Should You Sell a Stock After It Doubles?
It's tempting to cash out when a stock doubles. Sometimes that's smart — usually it isn't. Here is a simple framework for selling a winner without regret.
Few things feel as good as watching a stock you bought double in value. And few things tempt investors into mistakes as reliably. "Take profits!" feels responsible. But selling your winners early is one of the most expensive habits in investing — the biggest fortunes come from holding great companies for years, not from booking a quick 100%.
So when should you sell? Use a simple three-question framework.
The three questions
1. Has the reason you bought it broken?

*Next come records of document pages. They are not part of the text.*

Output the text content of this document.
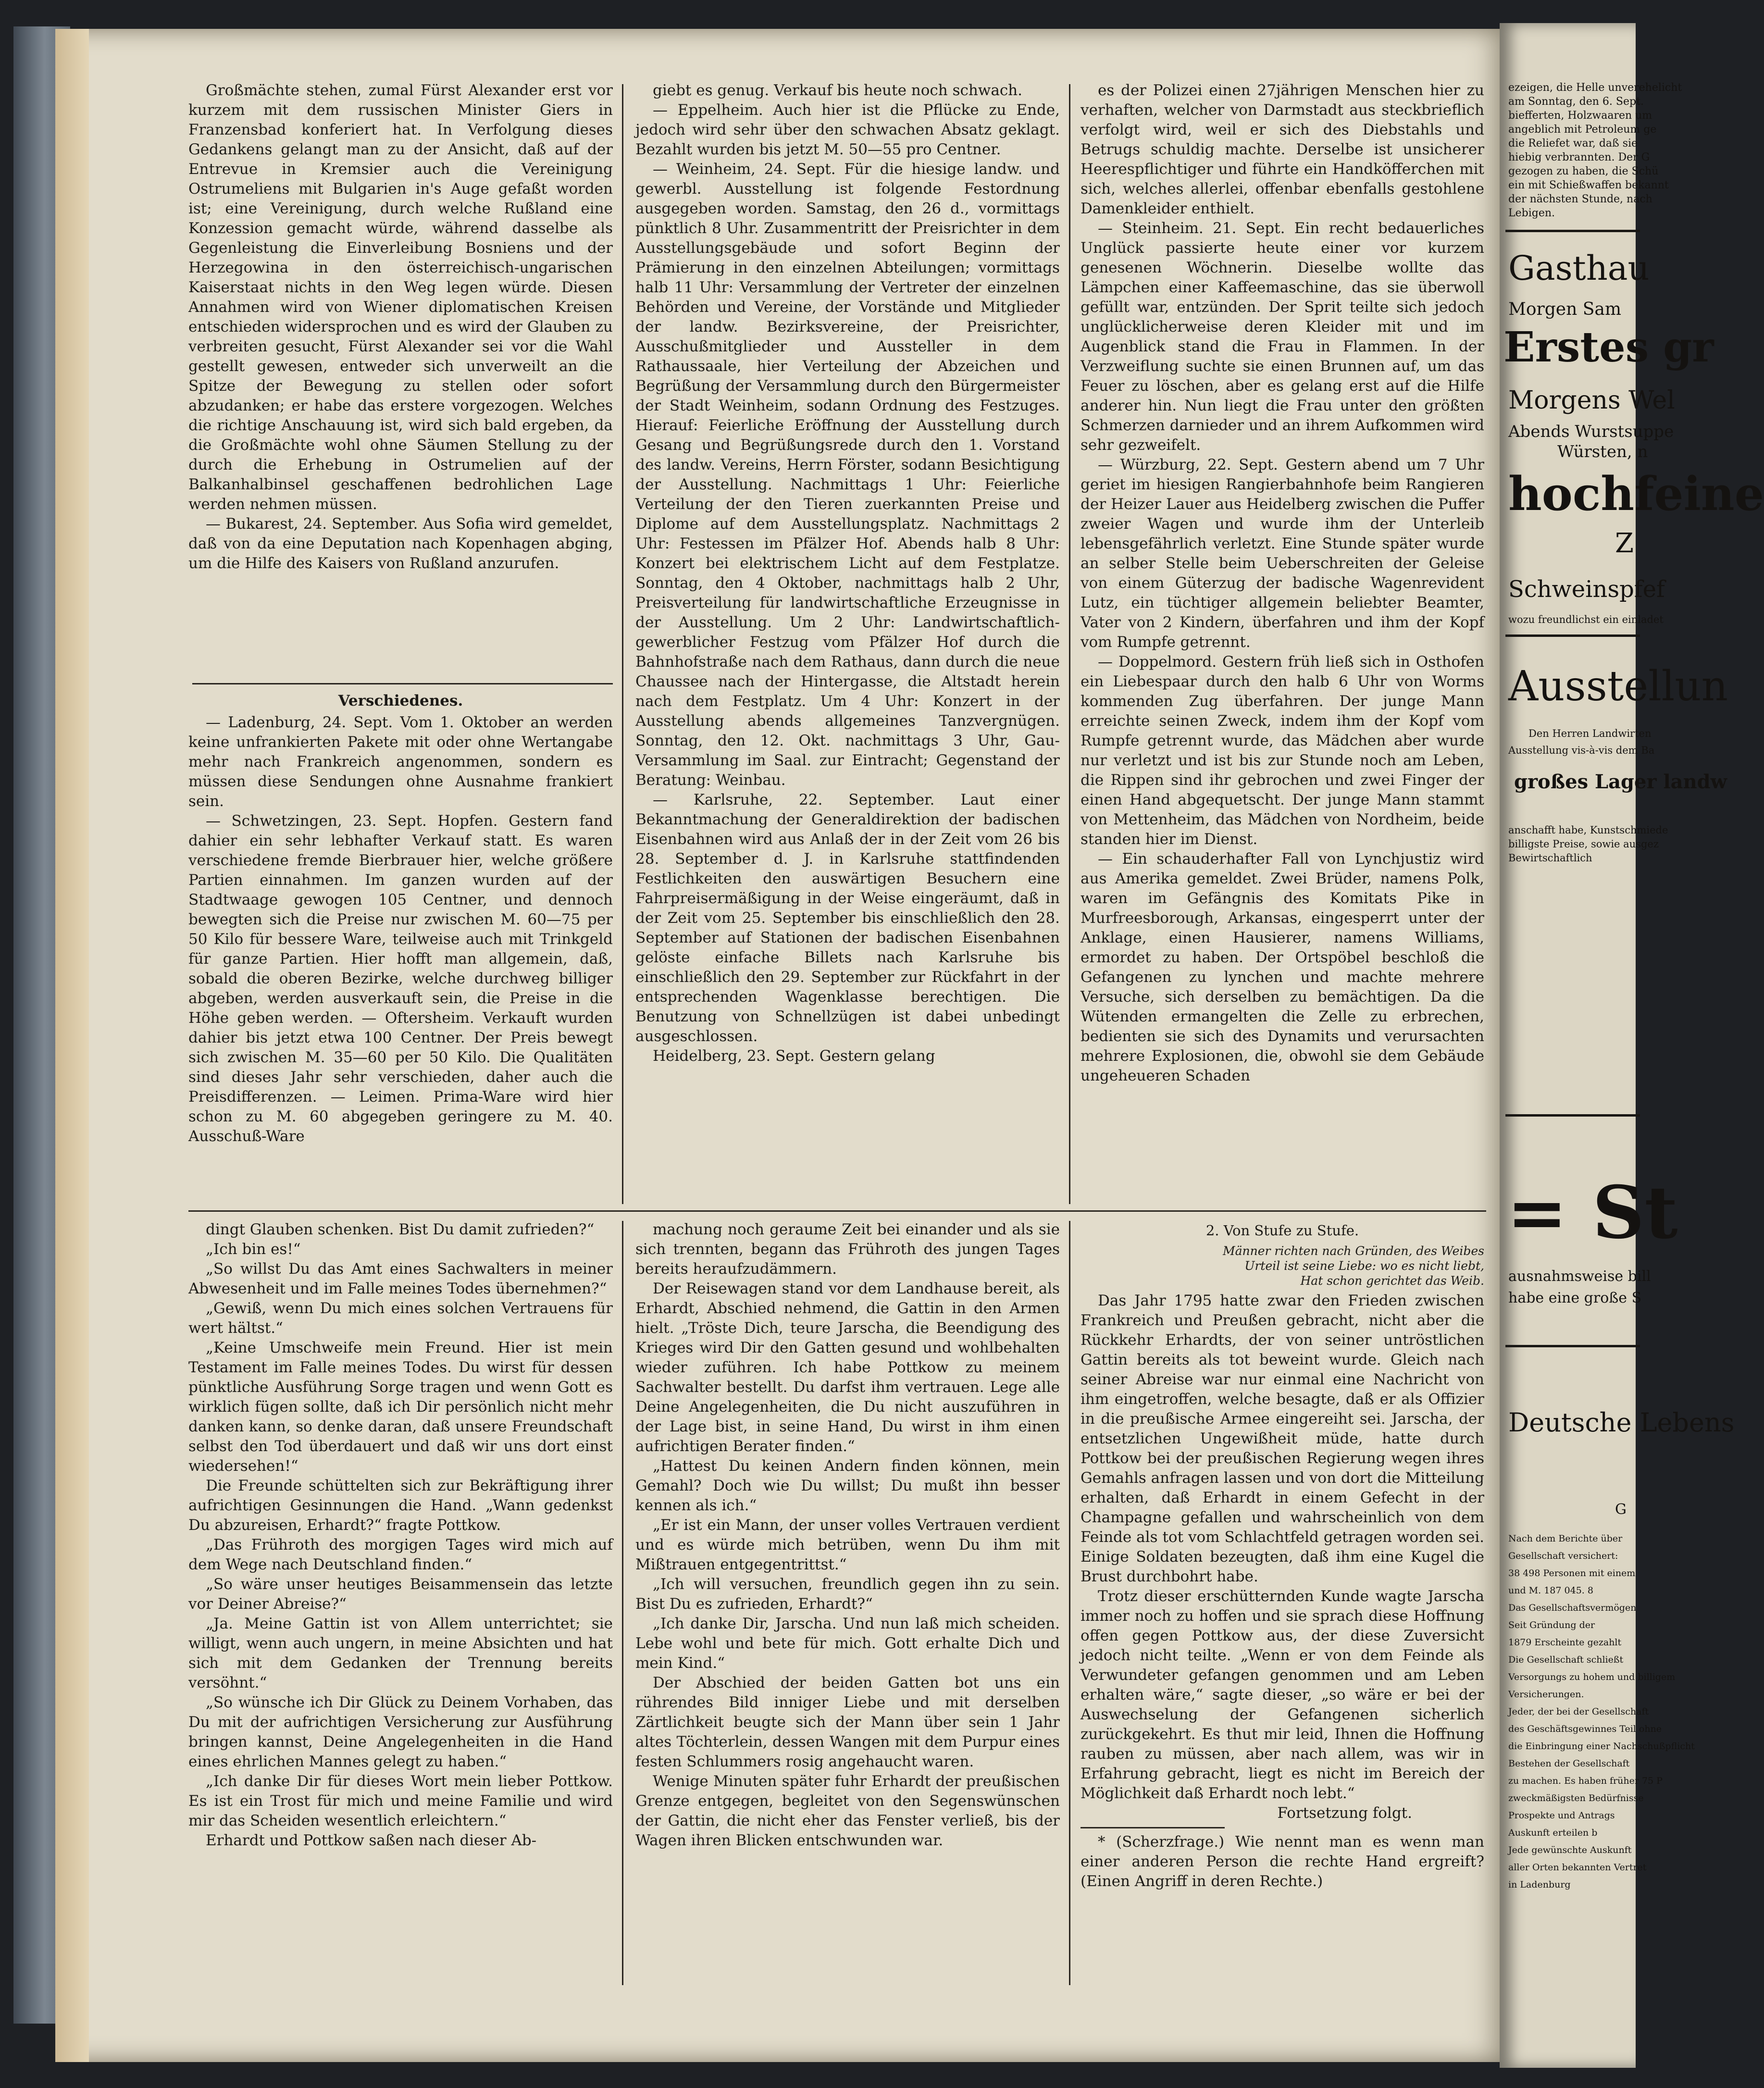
Großmächte stehen, zumal Fürst Alexander erst vor kurzem mit dem russischen Minister Giers in Franzensbad konferiert hat. In Verfolgung dieses Gedankens gelangt man zu der Ansicht, daß auf der Entrevue in Kremsier auch die Vereinigung Ostrumeliens mit Bulgarien in's Auge gefaßt worden ist; eine Vereinigung, durch welche Rußland eine Konzession gemacht würde, während dasselbe als Gegenleistung die Einverleibung Bosniens und der Herzegowina in den österreichisch-ungarischen Kaiserstaat nichts in den Weg legen würde. Diesen Annahmen wird von Wiener diplomatischen Kreisen entschieden widersprochen und es wird der Glauben zu verbreiten gesucht, Fürst Alexander sei vor die Wahl gestellt gewesen, entweder sich unverweilt an die Spitze der Bewegung zu stellen oder sofort abzudanken; er habe das erstere vorgezogen. Welches die richtige Anschauung ist, wird sich bald ergeben, da die Großmächte wohl ohne Säumen Stellung zu der durch die Erhebung in Ostrumelien auf der Balkanhalbinsel geschaffenen bedrohlichen Lage werden nehmen müssen.

— Bukarest, 24. September. Aus Sofia wird gemeldet, daß von da eine Deputation nach Kopenhagen abging, um die Hilfe des Kaisers von Rußland anzurufen.

Verschiedenes.

— Ladenburg, 24. Sept. Vom 1. Oktober an werden keine unfrankierten Pakete mit oder ohne Wertangabe mehr nach Frankreich angenommen, sondern es müssen diese Sendungen ohne Ausnahme frankiert sein.

— Schwetzingen, 23. Sept. Hopfen. Gestern fand dahier ein sehr lebhafter Verkauf statt. Es waren verschiedene fremde Bierbrauer hier, welche größere Partien einnahmen. Im ganzen wurden auf der Stadtwaage gewogen 105 Centner, und dennoch bewegten sich die Preise nur zwischen M. 60—75 per 50 Kilo für bessere Ware, teilweise auch mit Trinkgeld für ganze Partien. Hier hofft man allgemein, daß, sobald die oberen Bezirke, welche durchweg billiger abgeben, werden ausverkauft sein, die Preise in die Höhe geben werden. — Oftersheim. Verkauft wurden dahier bis jetzt etwa 100 Centner. Der Preis bewegt sich zwischen M. 35—60 per 50 Kilo. Die Qualitäten sind dieses Jahr sehr verschieden, daher auch die Preisdifferenzen. — Leimen. Prima-Ware wird hier schon zu M. 60 abgegeben geringere zu M. 40. Ausschuß-Ware

giebt es genug. Verkauf bis heute noch schwach.

— Eppelheim. Auch hier ist die Pflücke zu Ende, jedoch wird sehr über den schwachen Absatz geklagt. Bezahlt wurden bis jetzt M. 50—55 pro Centner.

— Weinheim, 24. Sept. Für die hiesige landw. und gewerbl. Ausstellung ist folgende Festordnung ausgegeben worden. Samstag, den 26 d., vormittags pünktlich 8 Uhr. Zusammentritt der Preisrichter in dem Ausstellungsgebäude und sofort Beginn der Prämierung in den einzelnen Abteilungen; vormittags halb 11 Uhr: Versammlung der Vertreter der einzelnen Behörden und Vereine, der Vorstände und Mitglieder der landw. Bezirksvereine, der Preisrichter, Ausschußmitglieder und Aussteller in dem Rathaussaale, hier Verteilung der Abzeichen und Begrüßung der Versammlung durch den Bürgermeister der Stadt Weinheim, sodann Ordnung des Festzuges. Hierauf: Feierliche Eröffnung der Ausstellung durch Gesang und Begrüßungsrede durch den 1. Vorstand des landw. Vereins, Herrn Förster, sodann Besichtigung der Ausstellung. Nachmittags 1 Uhr: Feierliche Verteilung der den Tieren zuerkannten Preise und Diplome auf dem Ausstellungsplatz. Nachmittags 2 Uhr: Festessen im Pfälzer Hof. Abends halb 8 Uhr: Konzert bei elektrischem Licht auf dem Festplatze. Sonntag, den 4 Oktober, nachmittags halb 2 Uhr, Preisverteilung für landwirtschaftliche Erzeugnisse in der Ausstellung. Um 2 Uhr: Landwirtschaftlich-gewerblicher Festzug vom Pfälzer Hof durch die Bahnhofstraße nach dem Rathaus, dann durch die neue Chaussee nach der Hintergasse, die Altstadt herein nach dem Festplatz. Um 4 Uhr: Konzert in der Ausstellung abends allgemeines Tanzvergnügen. Sonntag, den 12. Okt. nachmittags 3 Uhr, Gau-Versammlung im Saal. zur Eintracht; Gegenstand der Beratung: Weinbau.

— Karlsruhe, 22. September. Laut einer Bekanntmachung der Generaldirektion der badischen Eisenbahnen wird aus Anlaß der in der Zeit vom 26 bis 28. September d. J. in Karlsruhe stattfindenden Festlichkeiten den auswärtigen Besuchern eine Fahrpreisermäßigung in der Weise eingeräumt, daß in der Zeit vom 25. September bis einschließlich den 28. September auf Stationen der badischen Eisenbahnen gelöste einfache Billets nach Karlsruhe bis einschließlich den 29. September zur Rückfahrt in der entsprechenden Wagenklasse berechtigen. Die Benutzung von Schnellzügen ist dabei unbedingt ausgeschlossen.

Heidelberg, 23. Sept. Gestern gelang

es der Polizei einen 27jährigen Menschen hier zu verhaften, welcher von Darmstadt aus steckbrieflich verfolgt wird, weil er sich des Diebstahls und Betrugs schuldig machte. Derselbe ist unsicherer Heerespflichtiger und führte ein Handköfferchen mit sich, welches allerlei, offenbar ebenfalls gestohlene Damenkleider enthielt.

— Steinheim. 21. Sept. Ein recht bedauerliches Unglück passierte heute einer vor kurzem genesenen Wöchnerin. Dieselbe wollte das Lämpchen einer Kaffeemaschine, das sie überwoll gefüllt war, entzünden. Der Sprit teilte sich jedoch unglücklicherweise deren Kleider mit und im Augenblick stand die Frau in Flammen. In der Verzweiflung suchte sie einen Brunnen auf, um das Feuer zu löschen, aber es gelang erst auf die Hilfe anderer hin. Nun liegt die Frau unter den größten Schmerzen darnieder und an ihrem Aufkommen wird sehr gezweifelt.

— Würzburg, 22. Sept. Gestern abend um 7 Uhr geriet im hiesigen Rangierbahnhofe beim Rangieren der Heizer Lauer aus Heidelberg zwischen die Puffer zweier Wagen und wurde ihm der Unterleib lebensgefährlich verletzt. Eine Stunde später wurde an selber Stelle beim Ueberschreiten der Geleise von einem Güterzug der badische Wagenrevident Lutz, ein tüchtiger allgemein beliebter Beamter, Vater von 2 Kindern, überfahren und ihm der Kopf vom Rumpfe getrennt.

— Doppelmord. Gestern früh ließ sich in Osthofen ein Liebespaar durch den halb 6 Uhr von Worms kommenden Zug überfahren. Der junge Mann erreichte seinen Zweck, indem ihm der Kopf vom Rumpfe getrennt wurde, das Mädchen aber wurde nur verletzt und ist bis zur Stunde noch am Leben, die Rippen sind ihr gebrochen und zwei Finger der einen Hand abgequetscht. Der junge Mann stammt von Mettenheim, das Mädchen von Nordheim, beide standen hier im Dienst.

— Ein schauderhafter Fall von Lynchjustiz wird aus Amerika gemeldet. Zwei Brüder, namens Polk, waren im Gefängnis des Komitats Pike in Murfreesborough, Arkansas, eingesperrt unter der Anklage, einen Hausierer, namens Williams, ermordet zu haben. Der Ortspöbel beschloß die Gefangenen zu lynchen und machte mehrere Versuche, sich derselben zu bemächtigen. Da die Wütenden ermangelten die Zelle zu erbrechen, bedienten sie sich des Dynamits und verursachten mehrere Explosionen, die, obwohl sie dem Gebäude ungeheueren Schaden

dingt Glauben schenken. Bist Du damit zufrieden?“

„Ich bin es!“

„So willst Du das Amt eines Sachwalters in meiner Abwesenheit und im Falle meines Todes übernehmen?“

„Gewiß, wenn Du mich eines solchen Vertrauens für wert hältst.“

„Keine Umschweife mein Freund. Hier ist mein Testament im Falle meines Todes. Du wirst für dessen pünktliche Ausführung Sorge tragen und wenn Gott es wirklich fügen sollte, daß ich Dir persönlich nicht mehr danken kann, so denke daran, daß unsere Freundschaft selbst den Tod überdauert und daß wir uns dort einst wiedersehen!“

Die Freunde schüttelten sich zur Bekräftigung ihrer aufrichtigen Gesinnungen die Hand. „Wann gedenkst Du abzureisen, Erhardt?“ fragte Pottkow.

„Das Frühroth des morgigen Tages wird mich auf dem Wege nach Deutschland finden.“

„So wäre unser heutiges Beisammensein das letzte vor Deiner Abreise?“

„Ja. Meine Gattin ist von Allem unterrichtet; sie willigt, wenn auch ungern, in meine Absichten und hat sich mit dem Gedanken der Trennung bereits versöhnt.“

„So wünsche ich Dir Glück zu Deinem Vorhaben, das Du mit der aufrichtigen Versicherung zur Ausführung bringen kannst, Deine Angelegenheiten in die Hand eines ehrlichen Mannes gelegt zu haben.“

„Ich danke Dir für dieses Wort mein lieber Pottkow. Es ist ein Trost für mich und meine Familie und wird mir das Scheiden wesentlich erleichtern.“

Erhardt und Pottkow saßen nach dieser Ab-

machung noch geraume Zeit bei einander und als sie sich trennten, begann das Frühroth des jungen Tages bereits heraufzudämmern.

Der Reisewagen stand vor dem Landhause bereit, als Erhardt, Abschied nehmend, die Gattin in den Armen hielt. „Tröste Dich, teure Jarscha, die Beendigung des Krieges wird Dir den Gatten gesund und wohlbehalten wieder zuführen. Ich habe Pottkow zu meinem Sachwalter bestellt. Du darfst ihm vertrauen. Lege alle Deine Angelegenheiten, die Du nicht auszuführen in der Lage bist, in seine Hand, Du wirst in ihm einen aufrichtigen Berater finden.“

„Hattest Du keinen Andern finden können, mein Gemahl? Doch wie Du willst; Du mußt ihn besser kennen als ich.“

„Er ist ein Mann, der unser volles Vertrauen verdient und es würde mich betrüben, wenn Du ihm mit Mißtrauen entgegentrittst.“

„Ich will versuchen, freundlich gegen ihn zu sein. Bist Du es zufrieden, Erhardt?“

„Ich danke Dir, Jarscha. Und nun laß mich scheiden. Lebe wohl und bete für mich. Gott erhalte Dich und mein Kind.“

Der Abschied der beiden Gatten bot uns ein rührendes Bild inniger Liebe und mit derselben Zärtlichkeit beugte sich der Mann über sein 1 Jahr altes Töchterlein, dessen Wangen mit dem Purpur eines festen Schlummers rosig angehaucht waren.

Wenige Minuten später fuhr Erhardt der preußischen Grenze entgegen, begleitet von den Segenswünschen der Gattin, die nicht eher das Fenster verließ, bis der Wagen ihren Blicken entschwunden war.

2. Von Stufe zu Stufe.

Männer richten nach Gründen, des Weibes

Urteil ist seine Liebe: wo es nicht liebt,

Hat schon gerichtet das Weib.

Das Jahr 1795 hatte zwar den Frieden zwischen Frankreich und Preußen gebracht, nicht aber die Rückkehr Erhardts, der von seiner untröstlichen Gattin bereits als tot beweint wurde. Gleich nach seiner Abreise war nur einmal eine Nachricht von ihm eingetroffen, welche besagte, daß er als Offizier in die preußische Armee eingereiht sei. Jarscha, der entsetzlichen Ungewißheit müde, hatte durch Pottkow bei der preußischen Regierung wegen ihres Gemahls anfragen lassen und von dort die Mitteilung erhalten, daß Erhardt in einem Gefecht in der Champagne gefallen und wahrscheinlich von dem Feinde als tot vom Schlachtfeld getragen worden sei. Einige Soldaten bezeugten, daß ihm eine Kugel die Brust durchbohrt habe.

Trotz dieser erschütternden Kunde wagte Jarscha immer noch zu hoffen und sie sprach diese Hoffnung offen gegen Pottkow aus, der diese Zuversicht jedoch nicht teilte. „Wenn er von dem Feinde als Verwundeter gefangen genommen und am Leben erhalten wäre,“ sagte dieser, „so wäre er bei der Auswechselung der Gefangenen sicherlich zurückgekehrt. Es thut mir leid, Ihnen die Hoffnung rauben zu müssen, aber nach allem, was wir in Erfahrung gebracht, liegt es nicht im Bereich der Möglichkeit daß Erhardt noch lebt.“

Fortsetzung folgt.

* (Scherzfrage.) Wie nennt man es wenn man einer anderen Person die rechte Hand ergreift? (Einen Angriff in deren Rechte.)

ezeigen, die Helle unverehelicht
am Sonntag, den 6. Sept.
biefferten, Holzwaaren um
angeblich mit Petroleum ge
die Reliefet war, daß sie
hiebig verbrannten. Der G
gezogen zu haben, die Schü
ein mit Schießwaffen bekannt
der nächsten Stunde, nach
Lebigen.
Gasthau
Morgen Sam
Erstes gr
Morgens Wel
Abends Wurstsuppe
Würsten, n
hochfeine
Z
Schweinspfef
wozu freundlichst ein einladet
Ausstellun
Den Herren Landwirten
Ausstellung vis-à-vis dem Ba
großes Lager landw
anschafft habe, Kunstschmiede
billigste Preise, sowie ausgez
Bewirtschaftlich
= St
ausnahmsweise bill
habe eine große S
Deutsche Lebens
G
Nach dem Berichte über
Gesellschaft versichert:
38 498 Personen mit einem
und M. 187 045. 8
Das Gesellschaftsvermögen
Seit Gründung der
1879 Erscheinte gezahlt
Die Gesellschaft schließt
Versorgungs zu hohem und billigem
Versicherungen.
Jeder, der bei der Gesellschaft
des Geschäftsgewinnes Teil ohne
die Einbringung einer Nachschußpflicht
Bestehen der Gesellschaft
zu machen. Es haben früher 75 P
zweckmäßigsten Bedürfnisse
Prospekte und Antrags
Auskunft erteilen b
Jede gewünschte Auskunft
aller Orten bekannten Vertret
in Ladenburg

You bought the company for a reason — strong growth, a widening moat, great management. Is that reason still true? If the story is intact and just the price went up, a double is not a reason to sell. If the story is broken — growth has stalled, the moat is cracking — that is a reason to sell regardless of the price.
2. Is it now wildly overvalued? A doubling is fine if profits roughly doubled too. But if the price ran far ahead of the business — a sky-high P/E with no growth to justify it — the stock may be priced for perfection. That can justify trimming (selling part), not necessarily selling it all.
3. Has it become too big a slice of your portfolio? Sometimes a winner grows so much that it is now 40% of your money. Even if you love the company, that is a lot riding on one name. Selling a portion to rebalance is about managing risk, not doubting the business.
The default answer
Notice the pattern: in every case, the default is to keep holding. You sell for a specific reason — a broken thesis, an extreme valuation, or a position that has grown too large — not because the number on the screen looks big.
A useful reframe: imagine you held no shares today. Would you buy it now at this price? If yes, holding is just buying again. If no, you have your reason.
This is education, not investment advice.